Would be practical for instance when renaming a variable
int normal = 0;
I know of the replace mode <Shift>-R
which works well when you want to replace a word by another one with the same length but is there a way for this use case ?
I would normally just diw
to delete inner word then start typing in Insert mode but I'm not that familiar with Vim so I'm wondering if there is a better way that doesn't involve Insert mode.
If not possible in Vim by default, I'm also interested in a remap
As hinted to in the comment, the easiest way to change "normal" in the code
int normal = 0:
to something else would be to place the cursor on "normal" and do ce
(or ciw
if the cursor is not on the first character of the word). Note that this uses insert mode to insert text. Which is unsurprisingly the whole point of insert mode.

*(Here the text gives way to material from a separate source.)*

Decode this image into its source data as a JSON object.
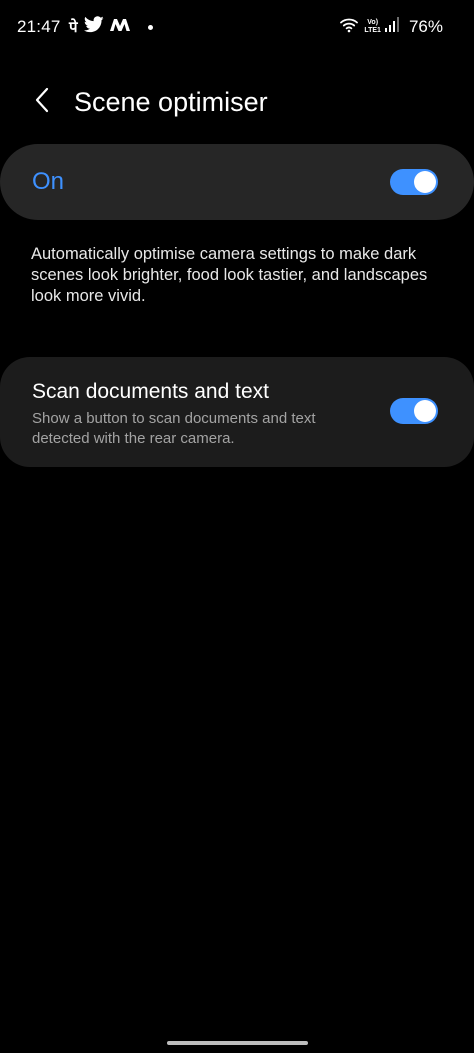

To do so without entering insert mode, one could use the :substitute
command like this:
:s/normal/shrt/
To avoid spelling out "normal", one can use Ctrl-RCtrl-W to insert the Word under the cursor into the command line.
See :help :substitute
and :help c_CTRL-R_CTRL-W
for reference.
This replaces "normal" with "shrt" completely bypassing insert mode. For this simple replacement, this is more complicated than ciw
above. It's worthwhile when replacing all occurrences of "normal" anywhere in the file by prefixing :s
with whole-buffer range: :%s
.
This can be used to rename a variable throughout a file. Although I'd throw in some word boundaries (\<
and \>
) to match the whole word only and add the g
flag to substitute several matches on one line:
:%s/\<normal\>/shrt/g
There's another shortcut: the *
command will search for the (whole) word under the cursor and :s
will use the last search pattern if none is given. Place your cursor on "normal" and press *:%s//shrt/g
to have every "normal" replaced by "shrt".